Why does Working Nomads have no Trustpilot reviews on its main domain? Working Nomads is incorporated in Australia and has historically maintained no presence on major English-language review platforms. The company has not claimed its Trustpilot profile on the .com domain, and there is no public indication of having solicited reviews from its 50,000+ email subscribers or 570,000+ monthly visitors. The result is a 12-year-old platform with zero independent billing, support, or outcome accountability data — which is notable but not necessarily indicative of problems. It may simply reflect a company that has never prioritized review platforms as part of its marketing or trust strategy.

Has anyone actually gotten a job through Working Nomads? Yes, with documented results. The most rigorous independent test found by our research is remployee.io's 4-month evaluation (n=47 applications, 9 interview requests, 2 contracts secured). Working Nomads' own site features testimonials from named users including a Senior Data Engineer who describes it as having "the strongest signal-to-noise ratio" among remote boards, and an editor who credits the platform with helping him double his income. These are platform-selected testimonials, not independent reviews — but the remployee.io data provides third-party support that the platform surfaces real, employer-active listings.

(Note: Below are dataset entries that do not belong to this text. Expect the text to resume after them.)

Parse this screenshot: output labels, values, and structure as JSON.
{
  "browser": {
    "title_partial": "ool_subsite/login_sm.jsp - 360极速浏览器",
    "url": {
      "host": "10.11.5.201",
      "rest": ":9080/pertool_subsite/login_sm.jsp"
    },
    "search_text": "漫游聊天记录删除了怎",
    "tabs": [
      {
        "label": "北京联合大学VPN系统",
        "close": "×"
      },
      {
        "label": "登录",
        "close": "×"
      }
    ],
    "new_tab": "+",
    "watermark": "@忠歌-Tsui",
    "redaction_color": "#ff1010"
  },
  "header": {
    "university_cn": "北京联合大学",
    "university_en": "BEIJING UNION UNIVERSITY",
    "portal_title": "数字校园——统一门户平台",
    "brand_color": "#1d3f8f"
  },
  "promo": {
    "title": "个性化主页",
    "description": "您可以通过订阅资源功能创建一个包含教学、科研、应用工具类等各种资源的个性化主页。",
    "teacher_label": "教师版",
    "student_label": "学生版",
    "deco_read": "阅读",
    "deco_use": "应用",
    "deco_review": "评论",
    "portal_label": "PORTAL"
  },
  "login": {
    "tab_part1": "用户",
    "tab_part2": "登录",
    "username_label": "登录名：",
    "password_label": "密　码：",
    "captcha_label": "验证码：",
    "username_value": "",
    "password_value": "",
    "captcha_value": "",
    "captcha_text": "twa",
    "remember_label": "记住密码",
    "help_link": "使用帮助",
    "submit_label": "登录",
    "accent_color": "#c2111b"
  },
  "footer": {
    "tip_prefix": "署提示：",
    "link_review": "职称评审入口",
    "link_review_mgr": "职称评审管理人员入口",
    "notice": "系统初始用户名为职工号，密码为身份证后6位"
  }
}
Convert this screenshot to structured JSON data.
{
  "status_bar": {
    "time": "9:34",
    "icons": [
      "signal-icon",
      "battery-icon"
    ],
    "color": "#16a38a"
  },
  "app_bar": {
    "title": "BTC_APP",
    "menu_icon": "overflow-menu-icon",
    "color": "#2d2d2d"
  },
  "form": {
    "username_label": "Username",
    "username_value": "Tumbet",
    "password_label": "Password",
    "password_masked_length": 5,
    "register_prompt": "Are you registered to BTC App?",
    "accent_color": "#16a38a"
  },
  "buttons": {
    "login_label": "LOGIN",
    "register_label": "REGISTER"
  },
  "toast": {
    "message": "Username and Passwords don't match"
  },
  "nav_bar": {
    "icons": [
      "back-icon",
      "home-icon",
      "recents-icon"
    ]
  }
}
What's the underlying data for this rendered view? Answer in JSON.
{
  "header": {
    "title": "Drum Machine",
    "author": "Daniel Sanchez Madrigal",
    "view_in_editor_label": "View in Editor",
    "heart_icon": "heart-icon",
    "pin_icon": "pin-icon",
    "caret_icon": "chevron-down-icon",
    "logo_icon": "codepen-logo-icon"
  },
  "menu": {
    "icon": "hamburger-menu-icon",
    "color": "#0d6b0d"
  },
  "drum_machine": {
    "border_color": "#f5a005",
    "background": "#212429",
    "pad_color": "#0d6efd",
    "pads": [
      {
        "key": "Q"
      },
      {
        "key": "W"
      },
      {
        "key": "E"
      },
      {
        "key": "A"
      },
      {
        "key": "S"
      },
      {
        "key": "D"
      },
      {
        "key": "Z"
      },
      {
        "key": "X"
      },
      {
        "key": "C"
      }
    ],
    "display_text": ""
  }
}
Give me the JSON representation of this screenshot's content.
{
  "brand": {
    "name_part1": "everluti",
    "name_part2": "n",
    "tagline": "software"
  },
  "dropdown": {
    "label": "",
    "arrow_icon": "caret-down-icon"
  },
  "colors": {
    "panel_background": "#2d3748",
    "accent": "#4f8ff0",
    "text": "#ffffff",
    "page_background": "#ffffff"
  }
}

How does Working Nomads compare to Wellfound or We Work Remotely? Wellfound is free and focused on startup roles — it has a substantially larger listing catalog and salary data upfront, but its one-click apply model results in low employer response rates due to application volume. We Work Remotely (see our best remote job boards 2026 guide) is employer-paid like Working Nomads, with a similarly curated feel but narrower tech focus. Working Nomads covers more categories than We Work Remotely and costs less annually than FlexJobs. None of these platforms offer automated applications — for that, you need a separate tool entirely.

Bottom Line

Working Nomads is a legitimate, well-curated remote job board that has reliably surfaced quality listings since 2014. For passive browsing or as a supplementary listing source, the annual plan at $6.67/month is among the better values in the remote-only job board space. For active job seekers who need application volume, Working Nomads stops exactly where the hard work begins — and leaves you to do it all manually.

A curated job list is a start. The jobs themselves don't care how good your browsing experience was.